Hoge Raad, 01-06-2018, ECLI:NL:HR:2018:810, 17/03084
Hoge Raad, 01-06-2018, ECLI:NL:HR:2018:810, 17/03084
Gegevens
- Instantie
- Hoge Raad
- Datum uitspraak
- 1 juni 2018
- Datum publicatie
- 1 juni 2018
- ECLI
- ECLI:NL:HR:2018:810
- Formele relaties
- In cassatie op : ECLI:NL:GHARL:2017:4089
- Zaaknummer
- 17/03084
Inhoudsindicatie
HR: art. 81.1 RO.
Uitspraak
1 juni 2018
nr. 17/03084
Arrest
gewezen op het beroep in cassatie van [X] te [Z] (hierna: belanghebbende) tegen de uitspraak van het Gerechtshof Arnhem-Leeuwarden van 16 mei 2017, nrs. 16/00642 tot en met 16/00646, op het hoger beroep van belanghebbende tegen een uitspraak van de Rechtbank Gelderland (nrs. AWB 15/2155, 15/2156, 15/2158, 15/2163 en 15/2164) betreffende de aan belanghebbende over de jaren 2009, 2010 en 2011 opgelegde navorderingsaanslagen in de inkomstenbelasting/premie volksverzekeringen, de voor het jaar 2012 opgelegde aanslag in de inkomstenbelasting/premie volksverzekeringen, de daarbij gegeven boetebeschikkingen en de voor het jaar 2012 opgelegde aanslag in de inkomensafhankelijke bijdrage Zorgverzekeringswet.
1 Geding in cassatie
Belanghebbende heeft tegen ’s Hofs uitspraak beroep in cassatie ingesteld en daarbij een aantal klachten aangevoerd.
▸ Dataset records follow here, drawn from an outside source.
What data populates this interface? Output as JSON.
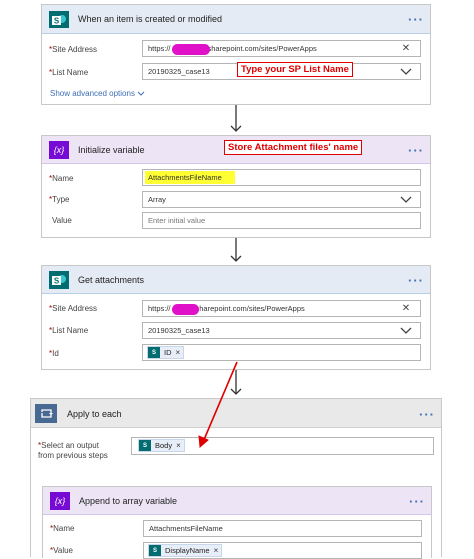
{
  "trigger": {
    "title": "When an item is created or modified",
    "more_label": "···",
    "site_address_label": "Site Address",
    "site_address_prefix": "https://",
    "site_address_value": "sharepoint.com/sites/PowerApps",
    "list_name_label": "List Name",
    "list_name_value": "20190325_case13",
    "show_advanced": "Show advanced options",
    "annotation": "Type your SP List Name"
  },
  "init_var": {
    "title": "Initialize variable",
    "more_label": "···",
    "annotation": "Store Attachment files' name",
    "name_label": "Name",
    "name_value": "AttachmentsFileName",
    "type_label": "Type",
    "type_value": "Array",
    "value_label": "Value",
    "value_placeholder": "Enter initial value"
  },
  "get_att": {
    "title": "Get attachments",
    "more_label": "···",
    "site_address_label": "Site Address",
    "site_address_prefix": "https://",
    "site_address_value": "sharepoint.com/sites/PowerApps",
    "list_name_label": "List Name",
    "list_name_value": "20190325_case13",
    "id_label": "Id",
    "id_token": "ID"
  },
  "apply": {
    "title": "Apply to each",
    "more_label": "···",
    "select_label_1": "Select an output",
    "select_label_2": "from previous steps",
    "body_token": "Body"
  },
  "append": {
    "title": "Append to array variable",
    "more_label": "···",
    "name_label": "Name",
    "name_value": "AttachmentsFileName",
    "value_label": "Value",
    "value_token": "DisplayName"
  },
  "symbols": {
    "required": "*",
    "token_close": "×",
    "clear": "✕",
    "fx_var": "{x}",
    "sp_letter": "S"
  },
  "colors": {
    "sharepoint": "#036c70",
    "variable": "#770bd6",
    "loop": "#486991",
    "annotation": "#e00000",
    "redaction": "#e010c8",
    "highlight": "#ffff33"
  }
}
De Staatssecretaris van Financiën heeft een verweerschrift ingediend.
Belanghebbende heeft een conclusie van repliek ingediend.
2 Beoordeling van de klachten
De klachten kunnen niet tot cassatie leiden. Dit behoeft, gezien artikel 81, lid 1, van de Wet op de rechterlijke organisatie, geen nadere motivering, nu de klachten niet nopen tot beantwoording van rechtsvragen in het belang van de rechtseenheid of de rechtsontwikkeling.
3 Proceskosten
De Hoge Raad acht geen termen aanwezig voor een veroordeling in de proceskosten.